Patients to be told of rights Law calls for decisions at admission time.

November 29, 1991|By Patrick Ercolano | Patrick Ercolano,Evening Sun Staff

A new federal law that takes effect Sunday will require most health-care institutions to inform adult patients of their rights to make advance decisions about their medical care should they become mentally incapacitated.

Under the Patient Self-Determination Act, enacted last year, patients would receive the information upon admission to hospitals, nursing institutions, hospices, home-care programs and health-maintenance organizations that receive Medicare or Medicaid funding.

In Maryland, a patient can make an "advance directive" -- a plan for future treatment -- through any or all of the following methods:

*A living will, in which the patient specifies that he does not want life-sustaining medical care if he reaches the final stage of a terminal condition.

*A power of attorney for health care, also known as a durable power of attorney, which allows the patient to name an "agent" -- usually a relative or friend -- to make the patient's health-care decisions if he becomes mentally incompetent.

*A documented discussion with a physician, a written record of the patient's wishes for health care as planned in consultation with his doctor.

Marylanders "have had these rights in the past, but they may not have known about them.

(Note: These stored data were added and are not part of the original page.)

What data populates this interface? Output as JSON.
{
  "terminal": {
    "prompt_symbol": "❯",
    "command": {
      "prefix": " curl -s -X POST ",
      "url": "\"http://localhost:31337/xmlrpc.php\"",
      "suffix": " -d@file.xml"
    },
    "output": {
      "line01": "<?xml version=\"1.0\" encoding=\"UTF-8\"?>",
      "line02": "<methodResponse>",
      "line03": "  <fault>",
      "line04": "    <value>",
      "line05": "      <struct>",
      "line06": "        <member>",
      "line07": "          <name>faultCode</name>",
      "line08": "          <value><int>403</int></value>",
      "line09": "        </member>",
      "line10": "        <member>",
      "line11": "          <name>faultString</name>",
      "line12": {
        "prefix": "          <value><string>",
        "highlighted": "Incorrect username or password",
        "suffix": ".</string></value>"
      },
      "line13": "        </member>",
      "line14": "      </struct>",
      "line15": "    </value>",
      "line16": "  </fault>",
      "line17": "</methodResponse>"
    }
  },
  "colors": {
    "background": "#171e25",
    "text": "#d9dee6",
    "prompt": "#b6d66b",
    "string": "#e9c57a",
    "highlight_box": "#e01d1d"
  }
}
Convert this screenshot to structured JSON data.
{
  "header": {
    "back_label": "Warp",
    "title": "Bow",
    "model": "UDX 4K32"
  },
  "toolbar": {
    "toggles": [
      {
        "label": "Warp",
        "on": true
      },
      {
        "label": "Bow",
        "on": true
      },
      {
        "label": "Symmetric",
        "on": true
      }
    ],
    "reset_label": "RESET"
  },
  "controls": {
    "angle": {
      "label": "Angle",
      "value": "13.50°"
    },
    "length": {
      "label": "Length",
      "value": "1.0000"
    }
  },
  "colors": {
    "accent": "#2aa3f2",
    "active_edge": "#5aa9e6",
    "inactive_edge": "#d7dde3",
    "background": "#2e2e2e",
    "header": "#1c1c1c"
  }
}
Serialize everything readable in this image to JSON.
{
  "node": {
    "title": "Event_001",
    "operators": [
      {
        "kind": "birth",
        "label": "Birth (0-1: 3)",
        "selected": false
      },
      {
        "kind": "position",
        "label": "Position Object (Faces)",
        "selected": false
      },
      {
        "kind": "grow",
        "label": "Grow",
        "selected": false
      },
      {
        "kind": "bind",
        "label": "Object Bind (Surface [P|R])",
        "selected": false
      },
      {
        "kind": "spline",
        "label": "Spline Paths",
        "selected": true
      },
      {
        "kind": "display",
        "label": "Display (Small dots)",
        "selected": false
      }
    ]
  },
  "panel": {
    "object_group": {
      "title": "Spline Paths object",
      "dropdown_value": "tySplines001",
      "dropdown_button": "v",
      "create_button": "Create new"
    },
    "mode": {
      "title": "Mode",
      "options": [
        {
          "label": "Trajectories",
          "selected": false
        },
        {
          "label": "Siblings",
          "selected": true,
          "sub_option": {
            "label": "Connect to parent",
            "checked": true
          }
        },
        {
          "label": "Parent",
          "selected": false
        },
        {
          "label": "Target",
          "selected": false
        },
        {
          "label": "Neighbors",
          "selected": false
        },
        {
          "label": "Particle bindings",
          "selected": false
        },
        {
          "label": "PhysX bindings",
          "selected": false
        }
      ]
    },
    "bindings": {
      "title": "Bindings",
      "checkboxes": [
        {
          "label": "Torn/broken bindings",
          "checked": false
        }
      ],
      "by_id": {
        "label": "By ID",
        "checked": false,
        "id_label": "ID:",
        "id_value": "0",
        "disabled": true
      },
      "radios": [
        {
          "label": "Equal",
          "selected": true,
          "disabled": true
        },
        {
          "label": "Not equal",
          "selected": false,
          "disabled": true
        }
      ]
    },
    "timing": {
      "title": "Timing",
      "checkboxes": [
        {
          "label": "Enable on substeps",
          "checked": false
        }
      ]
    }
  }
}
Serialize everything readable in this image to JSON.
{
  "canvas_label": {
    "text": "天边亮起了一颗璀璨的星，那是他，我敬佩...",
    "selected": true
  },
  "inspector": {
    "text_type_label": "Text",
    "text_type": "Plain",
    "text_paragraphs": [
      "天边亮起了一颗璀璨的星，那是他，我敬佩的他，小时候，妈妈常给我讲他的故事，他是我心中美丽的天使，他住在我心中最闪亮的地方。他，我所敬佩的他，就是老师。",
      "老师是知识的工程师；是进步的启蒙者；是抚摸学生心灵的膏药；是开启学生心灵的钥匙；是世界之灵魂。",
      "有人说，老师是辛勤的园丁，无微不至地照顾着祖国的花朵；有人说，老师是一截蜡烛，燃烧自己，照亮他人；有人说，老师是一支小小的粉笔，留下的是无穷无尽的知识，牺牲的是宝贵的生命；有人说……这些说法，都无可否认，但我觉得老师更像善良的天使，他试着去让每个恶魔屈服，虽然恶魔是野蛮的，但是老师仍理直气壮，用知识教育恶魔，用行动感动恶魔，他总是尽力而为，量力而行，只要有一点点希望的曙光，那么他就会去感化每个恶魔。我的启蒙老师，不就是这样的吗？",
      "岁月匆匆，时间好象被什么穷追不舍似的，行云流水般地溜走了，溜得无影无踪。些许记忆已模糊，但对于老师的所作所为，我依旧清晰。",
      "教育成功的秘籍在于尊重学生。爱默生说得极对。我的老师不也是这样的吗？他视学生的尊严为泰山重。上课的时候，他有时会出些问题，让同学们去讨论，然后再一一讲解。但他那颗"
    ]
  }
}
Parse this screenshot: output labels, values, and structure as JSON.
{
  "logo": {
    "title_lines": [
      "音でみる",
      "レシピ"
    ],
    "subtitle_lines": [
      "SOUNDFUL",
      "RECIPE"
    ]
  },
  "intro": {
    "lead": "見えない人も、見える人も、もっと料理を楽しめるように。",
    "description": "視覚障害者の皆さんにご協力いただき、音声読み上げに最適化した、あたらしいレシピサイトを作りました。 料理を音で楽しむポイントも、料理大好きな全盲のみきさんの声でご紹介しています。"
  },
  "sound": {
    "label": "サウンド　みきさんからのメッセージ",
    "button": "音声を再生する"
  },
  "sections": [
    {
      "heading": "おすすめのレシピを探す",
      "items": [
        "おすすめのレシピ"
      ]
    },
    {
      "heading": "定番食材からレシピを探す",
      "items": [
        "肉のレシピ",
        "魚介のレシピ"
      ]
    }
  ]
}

The new law will make sure that patients are made aware of their options by their health-care providers," says Beverly Wilson, director of management resources for the Maryland Hospital Association.

"For the first time, people will be sat down and told, 'Here are your rights. You can determine whether you want to be attached to a ventilator or fed intravenously, and so on,' " says Ellen Katz, the executive director of the Maryland Conference of Social Concern, a private non-profit organization that advocates justice for the disenfranchised.

The MCSC will sponsor a conference on the new law next Wednesday from 8:45 a.m. to 4 p.m. at the F. & G. Life Building, 6225 Smith Ave. in Mount Washington. Admission is $35 for the general public, $30 for MCSC members and $20 for senior citizens and full-time students.

About 10 percent of Americans reportedly have made advance directives, Wilson says, but the new law could influence more people to plan their future medical treatment.

As a result, families of patients would be spared the "awful pressure" of making life-or-death decisions, says Katz.

Also, an advance directive would keep such decisions "out of the courtroom," says Sister Cecilia Rose, vice president of St. Agnes Hospital, referring to potential legal battles between families and states over a patient's care.

Critics of the new law say living wills often are too general to guide a medical team. For example, the document may stipulate that a patient not be put on a life-support system, but it may not specify whether food and water also must be withheld.

The American Association of Retired Persons Bulletin recently cited a study in which doctors and nurses contradicted the wishes of 25 percent of 175 nursing home residents with living wills because the documents were not specific enough.

When in doubt, health-care providers tend to err on the side of safety, giving the patient medicine or food that he doesn't want, according to the AARP article.

Another criticism of the law is that it will lead to clashes between patients and doctors over policies that the physicians might not wish to carry out. A patient's living will might include a provision for euthanasia, while his doctor opposes mercy-killing.

"In a case like that, the doctor should make the effort to transfer the patient to another doctor whose policies might be more compatible with the patient's wishes," says Wilson. "If the patient's wishes conflict with the hospital's policy, then there should be some way for hospital officials to intervene and reach some kind of resolution in conjunction with the patient and his family."

Wilson points out that an advance directive can be revoked at any time.

She adds that the directives should be made far in advance. "As our governor likes to say, 'Do it now.' Don't wait until you're checking into a hospital," she says.

The Maryland attorney general's office advises individuals to consult their lawyers and health-care providers about the legal and medical particulars of advance directives.